02-05-2015 , 12:12 AM
anacardo,

the last i heard about it was when obama was talking about how we need to help the middle class in one breath and touting the benefits of fast track in the next during the SOTU.

it's coming...stone lock...
02-05-2015 , 12:15 AM
International trade agreements normally involve assessing the degree of harm from domestic job loss against the concomitant prospective increase in the overall world economy. Saying trade agreements result in x-thousands of lost jobs without mentioning that companies may be able to produce better goods (through increased capital infusions) at cheaper cost is disingenuous.

Of course, in some cases (maybe many) the gains to the larger public from trade agreements may not outweigh the harsh job losses and job displacement of entire industries where workers either cannot find immediate work given their present skills or require significant re-training and/or education to become employable.
02-05-2015 , 01:26 AM
02-05-2015 , 01:45 AM
Quote:
Originally Posted by Forfeiture
International trade agreements normally involve assessing the degree of harm from domestic job loss against the concomitant prospective increase in the overall world economy. Saying trade agreements result in x-thousands of lost jobs without mentioning that companies may be able to produce better goods (through increased capital infusions) at cheaper cost is disingenuous.

Of course, in some cases (maybe many) the gains to the larger public from trade agreements may not outweigh the harsh job losses and job displacement of entire industries where workers either cannot find immediate work given their present skills or require significant re-training and/or education to become employable.
i'm more concerned for middle class americans and our countries sovereignty. but this agreement isn't really about either (the world economy or us) it's about empowering multi-national corporations.
02-05-2015 , 02:28 PM
Reich has the right take on this.

Quote:
At a time when corporate profits are at record highs and the real median wage is lower than it’s been in four decades, most Americans need protection – not from international trade but from the political power of large corporations and Wall Street.
http://robertreich.org/post/107257859130
02-05-2015 , 02:33 PM
PoundingTheUnder, you call anyone else a n***er lately because they angered you and you wanted to upset them back?
02-05-2015 , 02:34 PM
don't follow.
02-05-2015 , 02:34 PM
Well, that hardly seems topical.
02-05-2015 , 03:06 PM
Quote:
Originally Posted by PoundingTheUnder
don't follow.
You know, when you were posting under LedOut, one of your previously banned accounts?
02-05-2015 , 03:11 PM
adios accused me of being that person.

the mod checked out the allegations and I've been cleared (it's in the bad posters thread).

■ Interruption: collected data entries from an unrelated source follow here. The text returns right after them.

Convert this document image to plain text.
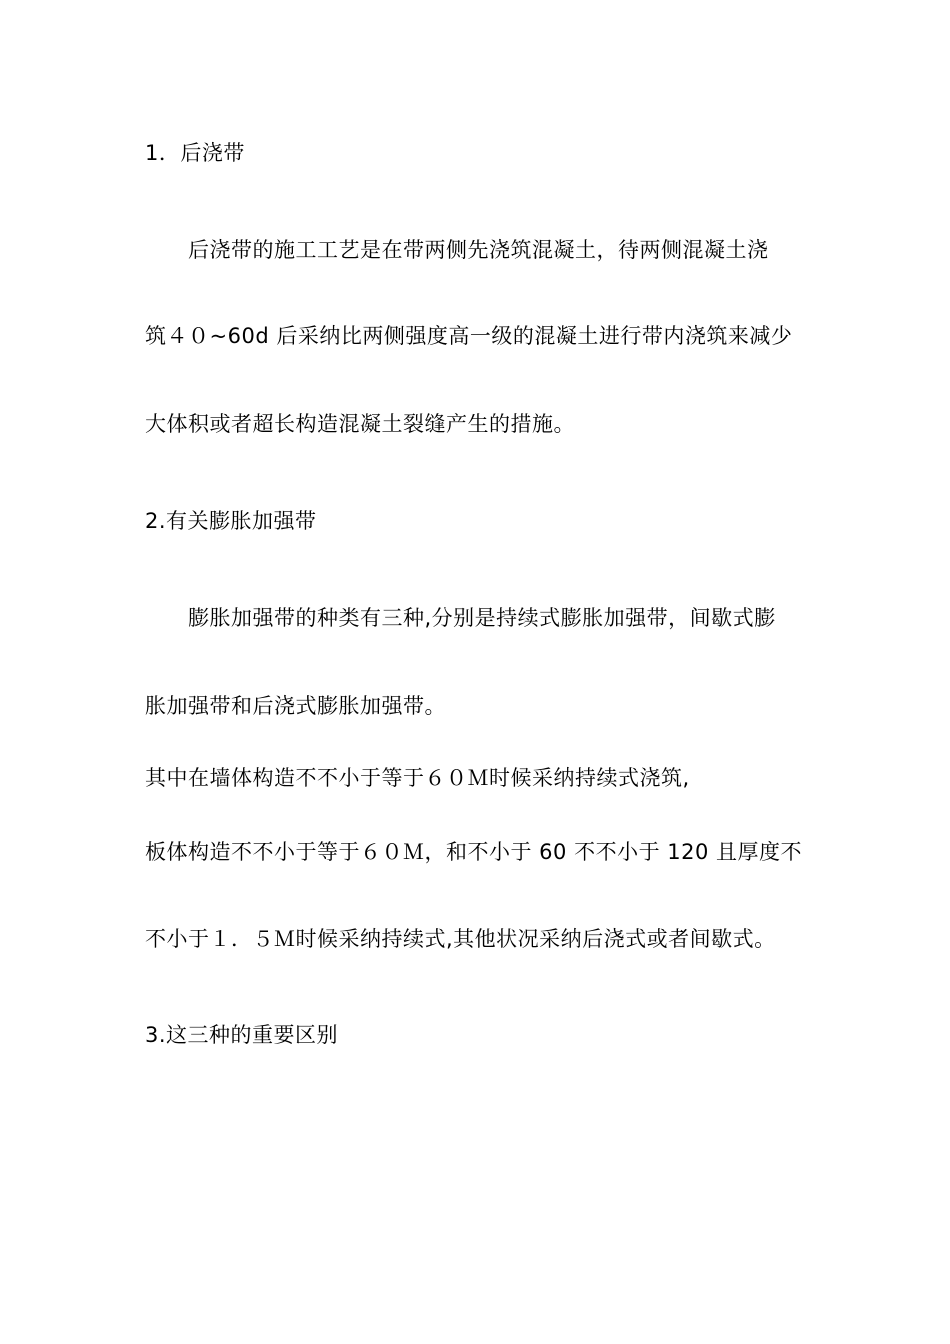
1．后浇带
后浇带的施工工艺是在带两侧先浇筑混凝土，待两侧混凝土浇
筑４０~60d 后采纳比两侧强度高一级的混凝土进行带内浇筑来减少
大体积或者超长构造混凝土裂缝产生的措施。
2.有关膨胀加强带
膨胀加强带的种类有三种,分别是持续式膨胀加强带，间歇式膨
胀加强带和后浇式膨胀加强带。
其中在墙体构造不不小于等于６０Ｍ时候采纳持续式浇筑,
板体构造不不小于等于６０Ｍ，和不小于 60 不不小于 120 且厚度不
不小于１．５Ｍ时候采纳持续式,其他状况采纳后浇式或者间歇式。
3.这三种的重要区别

i'm sure there are two people who think that the TPP is terrible policy.
02-05-2015 , 03:12 PM
The mods checked if you were someone else.

Good to know you aren't LedOut though as it means if Elizabeth Warren becomes president you for sure wont be asking me for thousands of dollars.
02-05-2015 , 03:14 PM
i'm sure there are two people who are huge warren supporters.

what, you looking to make a bet or something?
02-05-2015 , 03:18 PM
Nope, looks like Im off the hook for that one since LedOut is permabanned and nowhere to be found.